Under the context of the National Firearms Act, a machine gun is any weapon that fires continuously after the shooter initially pulls the trigger, thereby defining a machine gun as any weapon designed to shoot more than one shot without reloading and with a single pull of the trigger. The machine gun/bump stock issue was further clouded by the Gun Control Act, passed in 1968, which expanded the definition of a machine gun to include parts and components that could transform a weapon into a machine gun.
The case heard before the Supreme Court stems from an enforcement action from the ATF which seized bump stocks from Central Texas Gun Works owner Michael Cargill.
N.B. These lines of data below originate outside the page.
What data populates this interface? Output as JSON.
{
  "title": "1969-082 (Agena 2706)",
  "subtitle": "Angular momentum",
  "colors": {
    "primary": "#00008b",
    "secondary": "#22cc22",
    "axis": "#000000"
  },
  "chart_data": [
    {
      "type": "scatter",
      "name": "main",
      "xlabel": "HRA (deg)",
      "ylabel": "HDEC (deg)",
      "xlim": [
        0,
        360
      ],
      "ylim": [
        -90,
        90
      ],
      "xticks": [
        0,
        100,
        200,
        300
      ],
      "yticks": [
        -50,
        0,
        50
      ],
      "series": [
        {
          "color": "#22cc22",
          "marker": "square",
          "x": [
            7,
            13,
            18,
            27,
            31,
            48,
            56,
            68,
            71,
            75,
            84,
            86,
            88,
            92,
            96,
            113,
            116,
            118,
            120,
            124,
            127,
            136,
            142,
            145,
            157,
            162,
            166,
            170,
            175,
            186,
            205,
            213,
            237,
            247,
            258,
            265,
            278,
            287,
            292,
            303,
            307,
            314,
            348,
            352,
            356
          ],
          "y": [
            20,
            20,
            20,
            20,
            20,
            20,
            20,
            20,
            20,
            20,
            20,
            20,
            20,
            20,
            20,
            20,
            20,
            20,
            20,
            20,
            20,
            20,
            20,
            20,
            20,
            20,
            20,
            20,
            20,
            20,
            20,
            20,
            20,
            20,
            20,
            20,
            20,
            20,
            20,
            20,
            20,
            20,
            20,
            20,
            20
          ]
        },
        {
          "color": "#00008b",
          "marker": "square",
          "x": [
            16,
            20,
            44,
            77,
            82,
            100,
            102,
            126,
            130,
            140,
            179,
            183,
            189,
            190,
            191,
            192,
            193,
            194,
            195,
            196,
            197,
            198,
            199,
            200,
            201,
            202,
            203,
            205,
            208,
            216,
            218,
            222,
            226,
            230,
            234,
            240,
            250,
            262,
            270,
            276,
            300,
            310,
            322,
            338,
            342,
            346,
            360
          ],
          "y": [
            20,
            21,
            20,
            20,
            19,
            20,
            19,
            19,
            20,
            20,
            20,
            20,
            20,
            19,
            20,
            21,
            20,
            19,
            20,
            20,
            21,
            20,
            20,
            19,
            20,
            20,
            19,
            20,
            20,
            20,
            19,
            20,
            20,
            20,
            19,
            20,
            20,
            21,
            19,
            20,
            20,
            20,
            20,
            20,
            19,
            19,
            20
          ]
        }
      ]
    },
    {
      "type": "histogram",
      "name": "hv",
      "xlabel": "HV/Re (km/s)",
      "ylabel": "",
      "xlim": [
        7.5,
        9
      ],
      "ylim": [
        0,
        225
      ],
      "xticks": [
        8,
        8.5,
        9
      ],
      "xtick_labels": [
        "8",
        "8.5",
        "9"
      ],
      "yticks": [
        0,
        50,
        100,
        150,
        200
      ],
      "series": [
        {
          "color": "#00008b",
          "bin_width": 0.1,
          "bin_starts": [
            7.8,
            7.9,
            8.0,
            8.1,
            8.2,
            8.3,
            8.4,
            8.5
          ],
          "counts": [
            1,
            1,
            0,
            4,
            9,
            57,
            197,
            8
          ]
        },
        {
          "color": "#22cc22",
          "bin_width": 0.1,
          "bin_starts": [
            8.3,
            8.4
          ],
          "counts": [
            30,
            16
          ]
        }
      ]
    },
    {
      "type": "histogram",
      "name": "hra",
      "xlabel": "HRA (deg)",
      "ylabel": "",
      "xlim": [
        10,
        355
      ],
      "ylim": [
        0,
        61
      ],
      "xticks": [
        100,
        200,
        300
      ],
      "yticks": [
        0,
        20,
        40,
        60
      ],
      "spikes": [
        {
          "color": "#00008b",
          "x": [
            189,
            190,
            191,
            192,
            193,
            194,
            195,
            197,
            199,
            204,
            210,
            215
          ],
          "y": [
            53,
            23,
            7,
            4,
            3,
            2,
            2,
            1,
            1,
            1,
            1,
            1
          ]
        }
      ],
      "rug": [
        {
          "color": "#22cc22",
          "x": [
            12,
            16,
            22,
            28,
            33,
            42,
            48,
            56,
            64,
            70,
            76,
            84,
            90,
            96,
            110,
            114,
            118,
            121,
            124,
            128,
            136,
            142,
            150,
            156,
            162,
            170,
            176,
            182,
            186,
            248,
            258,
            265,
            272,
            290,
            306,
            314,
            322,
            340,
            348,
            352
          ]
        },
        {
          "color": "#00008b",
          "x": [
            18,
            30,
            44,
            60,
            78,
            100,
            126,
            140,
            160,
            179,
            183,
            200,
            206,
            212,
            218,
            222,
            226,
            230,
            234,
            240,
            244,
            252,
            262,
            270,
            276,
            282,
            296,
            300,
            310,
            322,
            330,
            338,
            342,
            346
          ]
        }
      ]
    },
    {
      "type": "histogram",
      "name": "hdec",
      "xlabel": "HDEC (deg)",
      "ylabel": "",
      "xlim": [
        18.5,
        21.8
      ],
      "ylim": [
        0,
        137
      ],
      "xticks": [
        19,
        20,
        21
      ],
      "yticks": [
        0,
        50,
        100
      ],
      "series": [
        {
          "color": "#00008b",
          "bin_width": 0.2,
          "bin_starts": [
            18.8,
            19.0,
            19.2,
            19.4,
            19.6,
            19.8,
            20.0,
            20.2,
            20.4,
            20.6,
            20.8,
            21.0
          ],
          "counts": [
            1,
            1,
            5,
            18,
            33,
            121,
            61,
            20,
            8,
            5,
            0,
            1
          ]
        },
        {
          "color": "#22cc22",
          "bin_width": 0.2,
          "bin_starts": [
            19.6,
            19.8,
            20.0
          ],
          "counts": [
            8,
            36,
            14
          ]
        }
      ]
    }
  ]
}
Cargill, an Army veteran, sued the ATF for overstepping its administrative authority by imposing a ban that was not enacted by Congressional legislation by forcing him to surrender two bump stocks under protest. The case, Garland v. Cargill, made its way through the court system before landing in front of the Supreme Court in February through an amicus brief filed by the Constitutional Accountability Center (the petitioner in the case is U.S. Attorney General Merrick Garland).
This left the Supreme Court charged with defining what is a single pull of the trigger. Their decision rested on the argument that there is a difference between a shooter flexing his finger to pull the trigger and a shooter pushing the firearm forward to bump the trigger against his stationary finger. The Court in a 6-3 decision subsequently ruled that bump stocks do not fall under the same classification as machine guns, and should, therefore, not fall under the ban imposed by the National Firearms Act.
Writing for the majority, Justice Clarence Thomas said, “semi-automatic firearms, which require shooters to reengage the trigger for every shot, are not machine guns. This case asks whether a bump stock – an accessory for a semi-automatic rifle that allows the shooter to rapidly reengage the trigger – converts the rifle into a machine gun. We hold that it does not.”
In her blistering dissent to the ruling, Justice Sonya Sotomayor wrote, “when I see a bird that walks like a duck, swims like a duck, and quacks like a duck, I call that bird a duck. A bump-stock equipped semiautomatic rifle fires automatically more than one shot, without manual reloading, by a single function of the trigger. Because I, like Congress, call that a machine gun, I respectfully dissent.”
Despite the ruling and what ultimately presents itself as a more expansive view on gun rights, the sector registered little reaction during Friday’s trading with shares of Sturm, Ruger (NYSE:RGR), Smith & Wesson (SWBI), Vista Outdoor (VSTO) and American Outdoor Brands (AOUT) all ending the session in the red.